Why Products You Buy Don’t Last

Remington, one the oldest names in the outdoor industry is going bankrupt. This might seem odd because gun makers sold a ton of guns and ammo during the Obama presidency and stocks in that industry did exceptionally well.

Some of you know I write articles for outdoor magazines as a hobby, so I have some good connections there. What I’m hearing is that Remington is going under because over the last couple decades it kept lowering the quality of its product.

One of the things that drives me nuts is that coffee makers and lawn trimmers and such seem to have a life that is continually getting shorter. Our Keurig has to be “spanked” after not very long or it gets gunked up and pours small cups. Our SS electric can opener broke after a year because the critical part was plastic. My power landscaping tools lasted a few years, but I have learned which brands to buy. You feel like when you get 5 years out of a product you did well. That’s sad.

You and I have seen this movie before. It was called Wall Street.

The business of Wall St. that buys out companies it feels are making too little profit and “turns them around” falls under private equity and it is prospering today like never before. Gordon Gecko lives.

The way it typically works is that a private equity firm like Cerberus, KKR, Apollo or Blackstone raises a lot of money by promising investors big returns. The sooner they can realize those profits, the more money the buyout fund general partner can raise and the more fees it can earn.

Here’s how they do that on companies that are already trading on the stock exchanges.

First, they buy enough of the company’s stock to get control. Quickly, they pay themselves back by having the company take on debt, often a lot of debt. So, they love to buy companies that have been reluctant to take on debt before. Since debt payments increase the company’s expenses and lowers profit, they next execute their plan to cut costs,” make the company lean,” i.e. efficient.

That means selling off “underperforming” divisions that don’t generate much cash, which may be the ones in which management has been investing for future growth. Then they cut costs by laying off employees, by moving production overseas, by lowering the cost of the products in any other way they can, like making the candy bar smaller, replacing metal with plastic, maybe by raising machining tolerances to reject fewer parts. If they cut costs enough, they may even lower prices to get more sales.

The consumer, not knowing what is going on behind the scenes, loves it. “Man, you mean I get can get a Remington for that price? I’m buying.

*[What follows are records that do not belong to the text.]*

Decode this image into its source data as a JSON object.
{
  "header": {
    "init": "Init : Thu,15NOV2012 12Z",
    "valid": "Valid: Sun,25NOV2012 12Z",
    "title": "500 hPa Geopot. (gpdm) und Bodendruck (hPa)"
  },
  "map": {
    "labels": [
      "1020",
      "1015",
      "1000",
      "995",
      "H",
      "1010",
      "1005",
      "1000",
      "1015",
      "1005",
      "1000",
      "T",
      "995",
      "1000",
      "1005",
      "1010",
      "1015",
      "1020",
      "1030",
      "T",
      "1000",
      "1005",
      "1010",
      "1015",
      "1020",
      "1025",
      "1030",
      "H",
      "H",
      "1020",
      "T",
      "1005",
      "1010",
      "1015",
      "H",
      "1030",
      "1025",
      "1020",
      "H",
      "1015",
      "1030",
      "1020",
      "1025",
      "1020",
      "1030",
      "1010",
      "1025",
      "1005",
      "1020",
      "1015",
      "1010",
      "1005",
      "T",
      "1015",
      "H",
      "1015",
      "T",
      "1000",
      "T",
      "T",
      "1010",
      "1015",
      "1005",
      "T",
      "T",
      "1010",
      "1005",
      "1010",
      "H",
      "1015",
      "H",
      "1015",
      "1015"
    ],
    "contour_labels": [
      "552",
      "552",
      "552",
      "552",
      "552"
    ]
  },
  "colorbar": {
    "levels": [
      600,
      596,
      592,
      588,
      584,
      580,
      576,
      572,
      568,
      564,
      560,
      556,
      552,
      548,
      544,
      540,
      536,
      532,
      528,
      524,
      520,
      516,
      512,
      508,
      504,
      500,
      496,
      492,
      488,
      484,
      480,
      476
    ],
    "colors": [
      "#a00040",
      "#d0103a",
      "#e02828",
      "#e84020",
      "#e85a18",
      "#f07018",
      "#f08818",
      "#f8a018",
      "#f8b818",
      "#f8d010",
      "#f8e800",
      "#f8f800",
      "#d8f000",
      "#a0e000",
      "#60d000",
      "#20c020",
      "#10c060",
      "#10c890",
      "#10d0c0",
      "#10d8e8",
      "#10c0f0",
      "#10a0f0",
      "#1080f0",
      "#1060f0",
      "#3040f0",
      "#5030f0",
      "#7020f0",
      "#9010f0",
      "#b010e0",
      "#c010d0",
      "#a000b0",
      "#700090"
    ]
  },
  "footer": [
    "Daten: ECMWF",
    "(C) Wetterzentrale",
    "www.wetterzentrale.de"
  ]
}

What a deal!”

Because the company has taken on debt, called “leveraging up,” when costs start going down because of these “greater efficiencies” the reported quarterly profits soar and start beating expectations, the value of the company in Wall Street’s eyes goes up because of how fast profits are increasing. “They really turned that old company around.” The private equity firm then sells the shares they bought for a large profit, having “improved” the company. A lot of the profits go to the partners in the buyout fund and they do it all over again. They have cost people their jobs, given us all lower quality products, saddled a low-debt company with a lot of debt, started “monetizing” the company’s reputation (essentially selling it as they lower product quality to get more sales at lower prices before consumers adjust their perception of the brand’s falling quality). All for short term profits.

That’s the worst case. In other cases, they may actually improve truly mismanaged companies. And a big part of private equity ($700 billion out of $1.7 trillion) is still to buy companies that have not yet issued publicly traded stock, including young, innovative tech firms that may become the tech giants of tomorrow, e.g. Google and Facebook. I’m talking about when the firms buy out already publicly traded companies.

Here’s what most people don’t know and what concerns me – how much of America they own. Amazon is the 2nd biggest employer in the U.S. with 540,000 employees worldwide. But, buyout firm KKR currently owns companies with total employment of 650,000. The only company with more is WalMart, the retailer of many of these cheaper products.

Buying out companies is now a $1 trillion industry and has become the majority of what private equity firms do as opposed to taking promising companies public. And because it is so profitable, the money keeps pouring in. Apollo just raised the largest pool of money for doing buyouts ever – $25 billion in just one partnership.

So, expect more products with lowered costs. As a whole, America has turned from how it built its dominance in industry, by innovation and high quality and for the most part narrowed that to one area – technology. I might make exceptions for aircraft, vehicles and medical products, including pharmaceuticals. Much of the rest of what we buy is becoming junk. That’s why the majority of individual stocks I buy for clients are in tech and health care.

What companies can you name that are unflinching in their commitment to quality? What companies do you know that are making exceptional products and are not aggressively raising prices?